第16話 男の姿



 辺りを見回すが、悪魔の姿も黒い影の姿も、男の姿もなかった。地面はアスファルトでここが屋外なことが分かったが、あとは暗くてよくわからない。転々とある街灯が辺りをかすかに照らす。

ドクン。心臓が嫌な音をたてる。冷や汗が止まらない。まるで、トイレを見たときのようだ。

「ここ、見覚えがある。」

 ざわざわと、風になびいて葉と葉がぶつかり合う音が聞こえだした。もう一度当たりを見渡せば、近くに公園があって、それを認めると青臭い香りがした。

 ドクン。なんだか血の気が引いた気がする。寒い。がたがたと意味もなく手足が震える。

 がさり。音が聞こえた。

「お前は・・・」

 コンビニのビニール袋を片手に、疲れ切った男が歩いていた。先ほどと違い歳をとり無精ひげを生やして、目にはうっすらクマがある。

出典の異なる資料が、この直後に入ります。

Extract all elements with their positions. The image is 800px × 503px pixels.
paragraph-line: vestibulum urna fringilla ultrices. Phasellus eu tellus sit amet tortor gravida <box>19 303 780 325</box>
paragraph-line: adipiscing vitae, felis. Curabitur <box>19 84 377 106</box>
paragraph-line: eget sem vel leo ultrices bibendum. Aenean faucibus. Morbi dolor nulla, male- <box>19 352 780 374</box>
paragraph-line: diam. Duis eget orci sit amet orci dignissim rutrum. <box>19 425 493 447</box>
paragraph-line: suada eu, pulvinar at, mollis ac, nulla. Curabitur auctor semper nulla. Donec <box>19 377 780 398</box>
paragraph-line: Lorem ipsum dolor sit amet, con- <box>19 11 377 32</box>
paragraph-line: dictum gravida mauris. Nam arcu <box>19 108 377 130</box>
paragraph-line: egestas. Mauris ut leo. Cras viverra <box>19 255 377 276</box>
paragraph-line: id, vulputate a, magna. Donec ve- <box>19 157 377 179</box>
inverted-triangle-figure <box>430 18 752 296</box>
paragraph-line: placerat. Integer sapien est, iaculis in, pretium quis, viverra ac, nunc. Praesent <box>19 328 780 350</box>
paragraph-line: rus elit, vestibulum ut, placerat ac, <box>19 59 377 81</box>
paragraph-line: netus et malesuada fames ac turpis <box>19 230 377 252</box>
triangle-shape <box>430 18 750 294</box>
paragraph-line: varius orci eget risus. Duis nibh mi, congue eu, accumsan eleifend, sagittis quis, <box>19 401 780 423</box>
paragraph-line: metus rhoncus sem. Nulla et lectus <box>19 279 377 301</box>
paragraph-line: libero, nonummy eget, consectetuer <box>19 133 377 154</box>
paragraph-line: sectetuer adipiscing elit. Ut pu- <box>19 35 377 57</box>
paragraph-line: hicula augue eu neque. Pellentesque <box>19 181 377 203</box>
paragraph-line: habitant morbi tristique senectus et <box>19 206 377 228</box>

 ドクン。嫌な予感がする。ここから離れないと。でも、離れなくてもいいのではないかと思う。本能は危険信号を出しているのに、心はなぜかそれを否定していた。

 強い光が辺りを包み込んだ。思わず目をつぶると、鈍い音が辺りに響き、キュッとどこかで聞いた音が聞こえた。あぁ、これは車のブレーキの音だ。

 目を開ければ、男がアスファルトを血で汚していた。

「そう、だったな。」

 まとわりついていた何かが離れた気がした。


「どういうつもりだ。俺はエンマ様に許可を取ってあの男を連れだしているのだぞ。邪魔をするつもりか?」

 俺のいら立ちを込めた言葉に相手は肩をすくめた。

『邪魔なんてするつもりはないよ。僕は僕の仕事をするだけ。彼が思い出すのを手伝っているだけさ。』

「なら、なぜ俺たちを引き離そうとする?」

『・・・君がいるとね、邪魔なんだよ。だいたい案内人なんて本当は必要ないのさ。』

「なら、なぜ俺はあの男を案内するように言われたのだ?」

『それは君、わからないかい?エンマ様のご厚意さ。でも、君は全く気付いていないようだね。それでいいのかもしれないけれど。』

「・・・地獄の者はよくわからないな。はっきりと言ったらどうなんだ?」

『それはできない。君が彼に彼の正体を言えないようにね。』

 黒い影の視線のようなものをたどり、振り返った。実際黒い影に目のようなものはないのだが、私の後ろを見ている気がしたのだ。

「過去の再現か?」

 目の前には男がいた。兄と呼ばれた平凡な男が。

「全部思い出した。俺は、とんでもない罪人だ。」

 男の言葉で、男が幻ではなく、今まで連れ歩いていた影だとわかった。

「・・・思い出したことによって、元の姿を取り戻したのか。」

  男はうなずき、懺悔を聞いてほしいと言った。